Buku diawali dengan cerpen Di Kubur Manakah Kautemukan Tubuhku. Cerpen itu berkisah tentang penemuan kuburan korban geger 1965. Gunawan menghadirkan imajinasi kegelisahan arwah seorang korban saat mengetahui kuburan yang menyimpan jasadnya ditemukan.
Penemuan itu tak disangka menerbitkan dilema dan kecamuk.“Namun, jangan paksa aku mengakui itulah tubuhku. Jangan paksa aku” (hal.3). Cerpen ini menyiratkan informasi betapa berat kekerasan yang menimpa tokoh “aku” sebelum akhirnya mati terbunuh, hingga arwah mereka pun “enggan” mengakui jasadnya. 

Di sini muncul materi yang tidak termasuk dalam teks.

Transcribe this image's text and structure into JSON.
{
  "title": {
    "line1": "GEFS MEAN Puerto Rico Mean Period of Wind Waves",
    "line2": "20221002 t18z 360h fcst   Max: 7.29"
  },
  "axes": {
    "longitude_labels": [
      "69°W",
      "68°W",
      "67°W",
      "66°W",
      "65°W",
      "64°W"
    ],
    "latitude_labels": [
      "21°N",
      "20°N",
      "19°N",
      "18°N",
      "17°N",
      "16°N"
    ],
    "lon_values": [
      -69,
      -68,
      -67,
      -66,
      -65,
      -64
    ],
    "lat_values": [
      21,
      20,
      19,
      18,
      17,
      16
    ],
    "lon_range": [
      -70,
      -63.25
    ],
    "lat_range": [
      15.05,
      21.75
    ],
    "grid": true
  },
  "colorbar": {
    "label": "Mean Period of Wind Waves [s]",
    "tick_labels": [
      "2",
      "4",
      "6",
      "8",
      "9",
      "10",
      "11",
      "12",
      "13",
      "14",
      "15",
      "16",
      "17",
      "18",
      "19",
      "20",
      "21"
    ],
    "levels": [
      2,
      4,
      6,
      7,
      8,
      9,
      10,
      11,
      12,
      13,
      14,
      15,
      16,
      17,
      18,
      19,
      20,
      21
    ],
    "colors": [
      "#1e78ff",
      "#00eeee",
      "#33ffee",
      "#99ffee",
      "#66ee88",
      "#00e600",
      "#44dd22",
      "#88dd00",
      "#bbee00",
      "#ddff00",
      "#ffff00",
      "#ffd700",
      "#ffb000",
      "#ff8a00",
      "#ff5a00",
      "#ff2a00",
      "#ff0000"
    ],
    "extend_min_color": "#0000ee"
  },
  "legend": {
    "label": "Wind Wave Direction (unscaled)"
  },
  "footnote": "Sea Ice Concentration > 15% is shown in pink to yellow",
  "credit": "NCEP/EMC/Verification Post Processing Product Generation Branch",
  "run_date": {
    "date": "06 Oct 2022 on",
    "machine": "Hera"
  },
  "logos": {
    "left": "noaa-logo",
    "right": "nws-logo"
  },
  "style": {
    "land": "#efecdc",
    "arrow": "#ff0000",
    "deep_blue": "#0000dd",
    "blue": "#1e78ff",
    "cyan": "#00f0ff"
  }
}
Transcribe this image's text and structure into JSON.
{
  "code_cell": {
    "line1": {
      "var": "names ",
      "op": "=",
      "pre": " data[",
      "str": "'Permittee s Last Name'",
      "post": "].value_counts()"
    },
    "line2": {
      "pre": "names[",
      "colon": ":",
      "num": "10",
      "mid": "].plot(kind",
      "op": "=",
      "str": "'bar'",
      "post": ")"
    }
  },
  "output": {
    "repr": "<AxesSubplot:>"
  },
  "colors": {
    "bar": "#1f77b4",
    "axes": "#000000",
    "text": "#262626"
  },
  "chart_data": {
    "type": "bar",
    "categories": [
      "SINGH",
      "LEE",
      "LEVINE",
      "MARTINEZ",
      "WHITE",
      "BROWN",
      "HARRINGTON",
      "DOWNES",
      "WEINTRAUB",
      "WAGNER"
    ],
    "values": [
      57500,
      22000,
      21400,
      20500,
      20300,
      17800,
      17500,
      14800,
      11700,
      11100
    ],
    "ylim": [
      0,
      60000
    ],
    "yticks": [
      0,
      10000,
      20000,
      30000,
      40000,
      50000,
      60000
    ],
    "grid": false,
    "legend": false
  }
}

Kita bisa ikut membayangkan pengimajinasian cerpen tersebut lewat sekian film dan buku. Film Jagal: The Act of Killing dan The Look of Sillence karya Joshua Oppenheimer menampilkan dengan gamblang betapa mengerikan kejahatan kemanusiaan terjadi saat itu. Juga buku hasil lacakan majalah Tempo berjudul Pengakuan Algojo 1965 yang secara runtut menarasikan bagaimana genosida terjadi, dari perspektif para pelaku.
Tak jarang apes juga menimpa mereka yang tak terlibat. Cerpen Penjagal Itu Telah Mati mengisahkan keterlibatan seorang awam saat gegeran itu terjadi. Ia dijebloskan ke Pulau Buru hanya karena sebuah gumam. Ia menyangsikan kenapa “penjagal” itu melibas semua orang yang dianggap bagian dari “kaum merah”. “Mereka pun mengenal Tuhan?” Gumamnya saat menyaksikan pembantaian itu terjadi. Masa itu, bergumam perihal orang-orang komunis bisa membuat siapa pun masuk bui.
Jejak Kesaksian
Lewat kumpulan cerpen inilah kita bisa membaca jejak-jejak kesaksian Gunawan dalam mengisahkan kembali apa yang ia rasakan sebagai korban. Sekian cerpen secara khusus berkisah tentang pencarian tokoh “bapak”. Dalam cerpen Luka Itu Terperam Dalam-dalam kita seperti membaca ungkapan batin pribadi Gunawan.“Bahkan sekarang pun saya belum bisa menjawab pertanyaan anak saya, yang tak mengerti kenapa kami tak pernah nyekar ke makam kakek mereka” (hal.107).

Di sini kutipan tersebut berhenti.